Polymorphism c.421C>A in the gene is thought to reduce the activity of breast cancer resistance protein (BCRP), a xenobiotic transporter, although it is not clear which organ(s) contributes to the polymorphism-associated pharmacokinetic change. The aim of the present study was to estimate quantitatively the influence of c.421C>A on intestinal and hepatic BCRP activity using a physiologically based pharmacokinetic (PBPK) model of rosuvastatin developed from clinical data and several in vitro studies. Simultaneous fitting of clinical data for orally and intravenously administered rosuvastatin, obtained in human subjects without genotype information, was first performed with the PBPK model to estimate intrinsic clearance for hepatic elementary process. The fraction of BCRP activity in 421CA and 421AA (f and f values, respectively) with respect to that in 421CC subjects was then estimated based on extended clearance concepts and simultaneous fitting to oral administration data for the three genotypes (421CC, 421CA, and 421AA). On the assumption that c.421C>A affects both intestinal and hepatic BCRP, clinical data in each genotype were well reproduced by the model, and the estimated terminal half-life was compatible with the observed values. The assumption that c.421C>A affects only either intestinal or hepatic BCRP gave poorer agreement with observed values. The f values obtained on the former assumption were 0.48-0.54. Thus, PBPK model analysis enabled quantitative evaluation of alteration in BCRP activity owing to c.421C>A, and BCRP activity in 421AA was estimated as half that in 421CC.

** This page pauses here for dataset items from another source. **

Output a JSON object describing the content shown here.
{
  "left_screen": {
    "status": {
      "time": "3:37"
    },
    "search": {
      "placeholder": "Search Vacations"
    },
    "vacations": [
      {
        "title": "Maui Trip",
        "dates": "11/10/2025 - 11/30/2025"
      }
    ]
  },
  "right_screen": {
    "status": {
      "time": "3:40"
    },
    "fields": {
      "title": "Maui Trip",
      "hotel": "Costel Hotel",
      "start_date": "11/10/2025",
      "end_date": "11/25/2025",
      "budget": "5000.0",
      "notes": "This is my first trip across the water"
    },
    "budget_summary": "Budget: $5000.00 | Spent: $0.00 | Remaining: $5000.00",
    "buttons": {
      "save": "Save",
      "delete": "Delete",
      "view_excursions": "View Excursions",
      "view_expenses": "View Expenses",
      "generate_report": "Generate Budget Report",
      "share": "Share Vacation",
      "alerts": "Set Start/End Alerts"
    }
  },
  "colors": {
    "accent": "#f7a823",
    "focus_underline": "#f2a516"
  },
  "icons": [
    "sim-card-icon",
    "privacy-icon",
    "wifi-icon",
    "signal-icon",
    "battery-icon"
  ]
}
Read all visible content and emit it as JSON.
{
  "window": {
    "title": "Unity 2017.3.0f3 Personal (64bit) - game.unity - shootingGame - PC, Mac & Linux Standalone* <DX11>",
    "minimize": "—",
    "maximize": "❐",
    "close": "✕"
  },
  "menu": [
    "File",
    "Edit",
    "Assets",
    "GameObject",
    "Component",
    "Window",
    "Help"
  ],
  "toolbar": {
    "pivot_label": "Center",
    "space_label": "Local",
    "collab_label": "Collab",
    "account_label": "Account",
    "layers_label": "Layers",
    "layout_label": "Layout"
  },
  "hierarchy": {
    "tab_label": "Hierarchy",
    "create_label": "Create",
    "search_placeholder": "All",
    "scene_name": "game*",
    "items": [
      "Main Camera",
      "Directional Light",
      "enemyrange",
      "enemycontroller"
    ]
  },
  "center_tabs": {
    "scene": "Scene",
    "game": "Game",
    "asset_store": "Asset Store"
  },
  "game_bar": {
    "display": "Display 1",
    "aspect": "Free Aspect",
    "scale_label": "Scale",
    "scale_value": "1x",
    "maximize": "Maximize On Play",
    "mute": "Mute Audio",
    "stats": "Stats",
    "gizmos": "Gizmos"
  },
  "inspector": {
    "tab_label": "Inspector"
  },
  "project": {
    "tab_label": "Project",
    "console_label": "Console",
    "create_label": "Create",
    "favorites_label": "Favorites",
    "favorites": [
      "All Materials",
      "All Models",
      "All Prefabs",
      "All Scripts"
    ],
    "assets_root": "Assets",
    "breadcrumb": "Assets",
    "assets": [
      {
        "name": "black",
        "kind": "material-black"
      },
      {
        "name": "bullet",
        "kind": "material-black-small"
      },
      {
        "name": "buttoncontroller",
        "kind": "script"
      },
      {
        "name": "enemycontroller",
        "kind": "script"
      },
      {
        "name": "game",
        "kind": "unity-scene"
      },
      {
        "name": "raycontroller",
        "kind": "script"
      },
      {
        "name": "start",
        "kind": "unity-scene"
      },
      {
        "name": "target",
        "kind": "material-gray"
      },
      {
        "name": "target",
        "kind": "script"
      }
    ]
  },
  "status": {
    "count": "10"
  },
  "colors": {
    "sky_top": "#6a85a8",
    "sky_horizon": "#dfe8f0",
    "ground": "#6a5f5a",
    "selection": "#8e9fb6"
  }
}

基因中的 c.421C>A 多态性被认为降低了乳腺癌耐药蛋白(BCRP)的活性,BCRP 是一种外源性转运蛋白,尽管尚不清楚哪种器官(s)导致了与多态性相关的药代动力学变化。本研究的目的是使用从临床数据和几项体外研究中开发的瑞舒伐他汀的基于生理学的药代动力学(PBPK)模型,定量估计 c.421C>A 对肠道和肝脏 BCRP 活性的影响。首先,使用 PBPK 模型对没有基因型信息的人体中口服和静脉给予瑞舒伐他汀的临床数据进行同时拟合,以估计肝脏基本过程的内在清除率。然后,根据扩展清除概念并同时拟合三种基因型(421CC、421CA 和 421AA)的口服给药数据,估计 421CA 和 421AA 相对于 421CC 受试者的 BCRP 活性分数(f 和 f 值)。假设 c.421C>A 影响肠道和肝脏的 BCRP,模型很好地再现了每种基因型的临床数据,并且估计的终末半衰期与观察值相兼容。假设 c.421C>A 仅影响肠道或肝脏的 BCRP,与观察值的一致性较差。在前一种假设下获得的 f 值为 0.48-0.54。因此,PBPK 模型分析能够定量评估 c.421C>A 引起的 BCRP 活性改变,并且估计 421AA 的 BCRP 活性为 421CC 的一半。